3.        THE TRANSACTION OF SUCH OTHER BUSINESS AS MAY PROPERLY COME BEFORE THE
          MEETING OR ANY ADJOURNMENTS OR POSTPONEMENTS OF THE MEETING.

          THE BOARD OF DIRECTORS RECOMMENDS THAT YOU VOTE FOR THE ELECTION OF
ALL NOMINEES AND FOR PROPOSAL NO. 2.

<PAGE>   24

          THIS PROXY WILL BE VOTED AS DIRECTED ABOVE. WHEN NO CHOICE IS
INDICATED, THIS PROXY WILL BE VOTED FOR THE ELECTION OF THE FIVE NOMINEES FOR
ELECTION TO THE BOARD OF DIRECTORS AND FOR PROPOSAL NO. 2. In their discretion,
the proxy holders are authorized to vote upon such other business as may
properly come before the meeting or any adjournments or postponements thereof to
the extent authorized by Rule 14a-4(c) promulgated under the Securities Exchange
Act of 1934, as amended.

THIS PROXY IS SOLICITED ON BEHALF OF THE BOARD OF DIRECTORS OF IMSI.
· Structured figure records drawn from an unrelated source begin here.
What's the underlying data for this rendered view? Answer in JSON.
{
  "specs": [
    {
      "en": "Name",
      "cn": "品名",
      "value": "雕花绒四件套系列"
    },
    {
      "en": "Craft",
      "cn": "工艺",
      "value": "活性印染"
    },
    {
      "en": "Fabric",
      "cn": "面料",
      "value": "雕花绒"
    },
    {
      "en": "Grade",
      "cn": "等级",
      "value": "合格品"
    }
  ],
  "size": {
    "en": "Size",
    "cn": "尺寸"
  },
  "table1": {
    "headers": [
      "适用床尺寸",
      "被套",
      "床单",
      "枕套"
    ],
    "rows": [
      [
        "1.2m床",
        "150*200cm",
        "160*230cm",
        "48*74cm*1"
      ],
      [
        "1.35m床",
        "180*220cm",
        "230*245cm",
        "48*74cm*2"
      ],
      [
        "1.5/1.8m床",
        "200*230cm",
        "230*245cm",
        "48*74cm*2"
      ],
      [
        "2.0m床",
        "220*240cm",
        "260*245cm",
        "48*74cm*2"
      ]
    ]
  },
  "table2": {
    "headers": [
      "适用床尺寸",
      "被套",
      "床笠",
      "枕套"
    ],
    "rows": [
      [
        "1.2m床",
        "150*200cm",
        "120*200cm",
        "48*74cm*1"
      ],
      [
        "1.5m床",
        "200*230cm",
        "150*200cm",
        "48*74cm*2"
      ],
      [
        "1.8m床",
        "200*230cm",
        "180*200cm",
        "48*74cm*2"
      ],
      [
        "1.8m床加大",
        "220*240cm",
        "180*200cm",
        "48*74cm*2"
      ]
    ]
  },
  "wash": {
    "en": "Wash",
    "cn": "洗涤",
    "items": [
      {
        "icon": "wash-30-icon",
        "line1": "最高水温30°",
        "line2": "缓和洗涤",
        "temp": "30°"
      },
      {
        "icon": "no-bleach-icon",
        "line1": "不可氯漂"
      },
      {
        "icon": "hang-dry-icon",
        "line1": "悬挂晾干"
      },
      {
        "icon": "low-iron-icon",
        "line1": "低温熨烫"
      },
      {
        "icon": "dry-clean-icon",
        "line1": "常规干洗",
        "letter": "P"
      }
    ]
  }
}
Dated: _____________, 1997

- --------------------------

- --------------------------



Please sign exactly as your name(s) appear(s) on your stock certificate. If
shares of stock stand of record in the names of two or more persons or in the
name of husband and wife, whether as joint tenants or otherwise, both or all of
such persons should sign the proxy. If shares of stock are held of record by a
corporation, the proxy should be executed by the president or vice president and
the secretary or assistant secretary. Executors, administrators or other
fiduciaries who execute the above proxy for a deceased shareholder should give
their full title. Please date the proxy.

WHETHER OR NOT YOU PLAN TO ATTEND THE MEETING IN PERSON, YOU ARE URGED TO
COMPLETE, DATE, SIGN AND PROMPTLY MAIL THIS PROXY IN THE ENCLOSED RETURN
ENVELOPE SO THAT YOUR SHARES MAY BE REPRESENTED AT THE MEETING.




<PAGE>   25

                                   APPENDIX A


     1993 Employee Incentive Plan incorporated by this reference from Exhibit
4.1 of Form S-8 filed August 11, 1993.